For just over 2 years ago I have been breastfeeding LO but now it seems our journey has come to an end.
When I became pregnant I always planned to try and never thought, based on my family history and back problems, that I would even make it past a week. Here I am 25 months later only just finishing this journey with a second one set to start in a few months.
Last night LO didn’t ask for milk, nor this morning. I think our milk cuddles may be over and I am a little sad. I always wanted her to lead when we would stop but now that I am pregnant with number two, it became too sore. A few weeks ago I stopped doing any feeds in the day, then slowly stopped her bed time feeds before finally slowing down and stopping her midnight ones too.
For us it has been a crazy journey, which may not have even lasted a fortnight if it wasn’t for the wonderful support from my health visitor and husband. I got all sorts of unhelpful advice but I was lucky to have people tell me how bad that advice was.
Even will having terrible gallbladder attacks, my appendix trying to kill me and the normal throws of dealing with cluster feeds, we still made it through. Despite being stuck in hospital for 5 days not being able to breastfeed and only use a little hand held pump while extremely ill and weak, I managed to keep enough milk going to keep going.
Who would have thought that I would end up making and selling breastfeeding related things either. After I made myself a pillow to help feed out on the go with my back and arm problems, they became popular with other mums and groups. Soon I was selling them to people I have never met around the country. From someone who thought I would struggle to make even a month I had people asking for my pillows or advice.
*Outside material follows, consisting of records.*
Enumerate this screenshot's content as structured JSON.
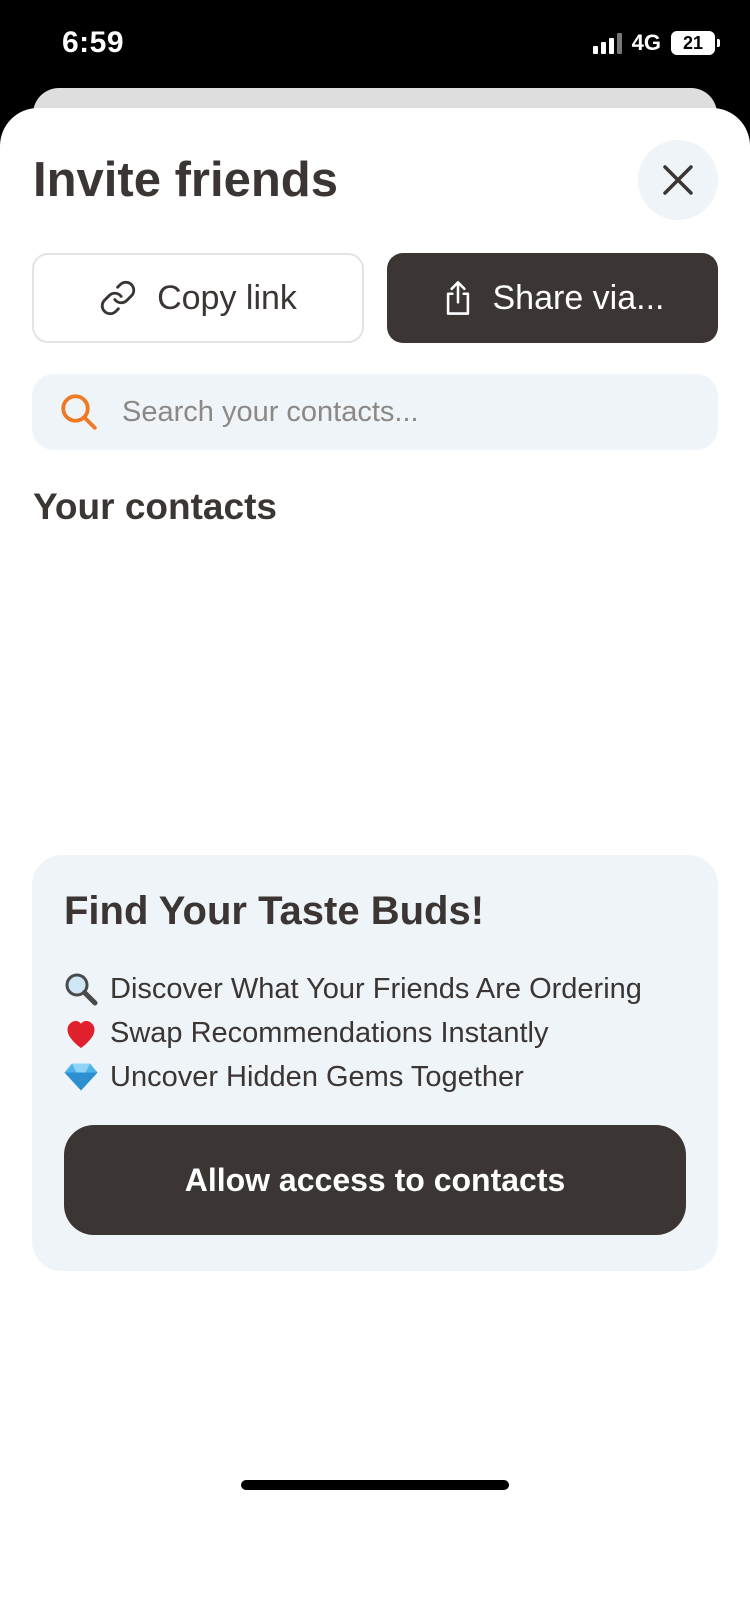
{
  "status_bar": {
    "time": "6:59",
    "network": "4G",
    "battery": "21"
  },
  "sheet": {
    "title": "Invite friends",
    "copy_link_label": "Copy link",
    "share_label": "Share via...",
    "search_placeholder": "Search your contacts...",
    "contacts_heading": "Your contacts"
  },
  "promo": {
    "title": "Find Your Taste Buds!",
    "items": [
      {
        "icon": "magnifier-emoji",
        "text": "Discover What Your Friends Are Ordering"
      },
      {
        "icon": "heart-emoji",
        "text": "Swap Recommendations Instantly"
      },
      {
        "icon": "gem-emoji",
        "text": "Uncover Hidden Gems Together"
      }
    ],
    "button_label": "Allow access to contacts"
  },
  "colors": {
    "primary_dark": "#3b3533",
    "surface_light": "#eef4f7",
    "search_icon": "#ef7a25"
  }
}
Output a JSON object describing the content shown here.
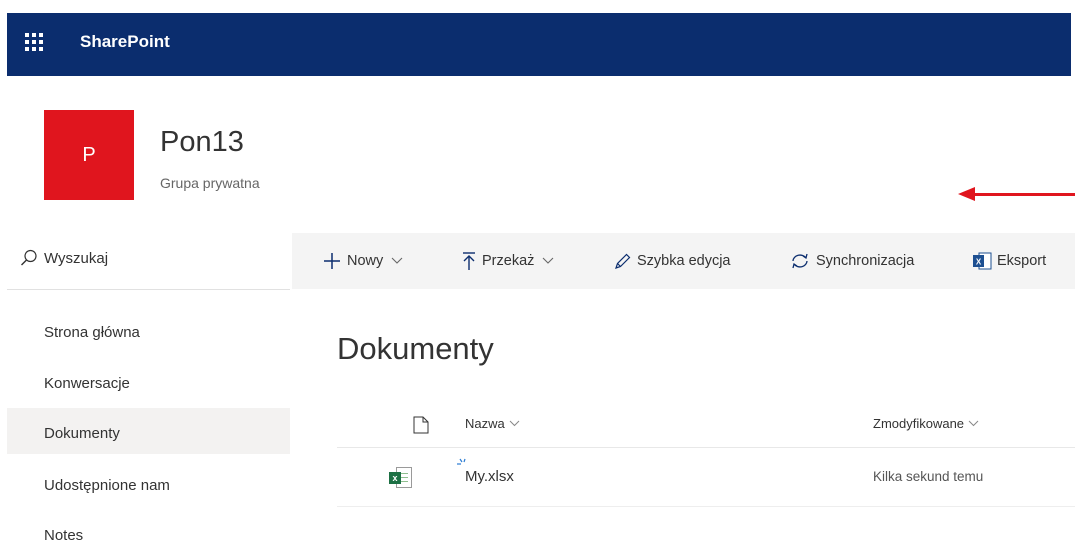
{
  "suite": {
    "brand": "SharePoint",
    "waffle_icon": "app-launcher-icon"
  },
  "site": {
    "logo_letter": "P",
    "logo_color": "#e0151e",
    "title": "Pon13",
    "subtitle": "Grupa prywatna"
  },
  "nav": {
    "search_label": "Wyszukaj",
    "items": [
      {
        "label": "Strona główna",
        "selected": false
      },
      {
        "label": "Konwersacje",
        "selected": false
      },
      {
        "label": "Dokumenty",
        "selected": true
      },
      {
        "label": "Udostępnione nam",
        "selected": false
      },
      {
        "label": "Notes",
        "selected": false
      }
    ]
  },
  "commands": {
    "new": "Nowy",
    "upload": "Przekaż",
    "quick_edit": "Szybka edycja",
    "sync": "Synchronizacja",
    "export": "Eksport"
  },
  "library": {
    "title": "Dokumenty",
    "columns": {
      "name": "Nazwa",
      "modified": "Zmodyfikowane"
    },
    "files": [
      {
        "name": "My.xlsx",
        "modified": "Kilka sekund temu",
        "type": "excel",
        "is_new": true
      }
    ]
  },
  "colors": {
    "suitebar": "#0b2d6e",
    "annotation_arrow": "#e0151e"
  }
}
The second year compared to the first was definitely much easier. The only stress was bed times when it was always needed for me to be at the helm of getting LO down as I was the only one who could do milk cuddles.
It is crazy but one of the biggest problems this year and even last was clothes. With so few women making it to 6 months there are very few breastfeeding friendly clothing options. How do you find something that it flattering, your style and lets you feed everywhere and anywhere – it was an impossible search being someone so curvy.
After all that, despite it sounding like an uphill battle, it was an incredible experience. They are right about the bond that you build between mother and baby that comes from milk cuddles. Once they start having teeth it really does become a whole trust thing – how do you know that they won’t bite off your boob! For them it is knowing that you are there for them for comfort, food or just attention.
My relationship with LO means that it isn’t a one way one – we have had to learn to trust each other. The bond we have is ours alone.
As I said, it is hard that I had to end it rather than letting her decide but now things are too sore and my back can’t cope with the crazy positions we ended up in during her feeds. Soon the bump would have made it difficult too for her.
Now we have a new pathway to lead, a new bond to forge through all the other joys that we share in this life. Soon I will start a new journey with a new little one and remember all the wonderful things that I learnt on the first.
Goodbye to those milk cuddles with LO, I will remember those days fondly. My back however will be thankful for the temporary rest. Goodbye to breastfeeding for now – though not forever.